Sean M. Brooks said...

Kaor, Paul!

But if you can't even use the knowledge amassed by scientific research, assuming something like the Change, then "scientific rationalism" will simply not be of much practical value.

Also, I think existential despair might become a problem. I recall an incident where Lord Bear summoned one of his hitherto most competent A Listers to berate him for becoming fat, slack, slovenly, abusive of his powers and privileges. The other man told Lord Bear that once the immediate problems of survival and living had been solved, he started THINKING. That is, in ONE moment everything mankind had painfully learned and built over centuries was GONE. And there was no guarantee that another Change would not occur. So, why not eat, drink, and have some fun NOW? Existential despair.

Sean

David Birr said...

Paul and Sean:
There was no visible REASON why things no longer worked after the Change. Why should ANYONE believe, any longer, in rationality or cause-and-effect?

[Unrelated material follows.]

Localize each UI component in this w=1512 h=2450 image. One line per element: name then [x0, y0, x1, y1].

Bad things happened, and might happen again, to good people, JUST BECAUSE. Chaos. Frankly, I'm surprised that ANY religions survived such an inexplicable catastrophe.

paulshackley2017@gmail.com said...

David,
I am only on Vol III. I understand that there is at least a hint at an explanation later? And Havel's father-in-law tried earlier to get some scientific grasp of what has happened?
Theistic religions have to face the Problem of Evil in any case. I believe that the one reality becomes conscious of itself through us and that, in the beginning, it was as yet unconscious. Thus, it was not an intelligent conscious designer.
Paul.

paulshackley2017@gmail.com said...

Although I don't defend polytheism philosophically, it could survive a major catastrophe because it doesn't claim that its gods are omnipotent.

Sean M. Brooks said...

Kaor, DAVID and Paul!

David. Your first paragraph, exactly! The stunning shock of the Change had grim philosophical implication once people had the time to stop and think about them. It can easily lead to people disbelieving in rationality and causes/effects.

Not sure I agree entirely with your second paragraph. I think it would be possible that the shock of the Change might encourage people to turn to faith and belief in God or "gods."

Paul, it's difficult to talk about what caused the Change without bringing in spoilers. So I will simply say some did wonder in the early Change books if hostile "alien space bats" from other stars had wiped out most of the human race.

And I do recall how Lord Bear's father in law, an engineer by profession, I think, tried to study and analyze the effects of the Change. Problem, the data made no sense to him!

You mentioned the problem of evil. To keep this discussion somewhat on tangent with a blog dedicated to Poul Anderson, I'll quote what one of the characers in his "The Problem of Pain" said about that. Peter Berg said: "I've studied these matters these past years: read theology, argued with priests, the whole route. Why does God, if He is a loving and personal God, allow evil? Well, there is a perfectly good Christian answer to that. Man--intelligence everywhere--must have free will. Otherwise we're puppets and have no reason to exist. Free will necessarily includes the capability of doing wrong. We're here, in this cosmos, to learn how to be good of our unforced choice" (page 53 of the hardcover edition of THE EARTH BOOK OF STORMGAGTE).

Hmmm, it might interesting what a Zoroastrian might say about the problem of evil. Perhaps he would argue evil exists because the evil god, Ahriman, introduced evil in opposition to the good god, Ahura Mazda.

And I do believe God played a role in the evolution of the human race, and all other intelligent races.

And one reason why I can't take polytheism seriously is because pagan "gods" are not truly GODS if they are not omniscient and omnipotent. No, monotheism makes far more sense.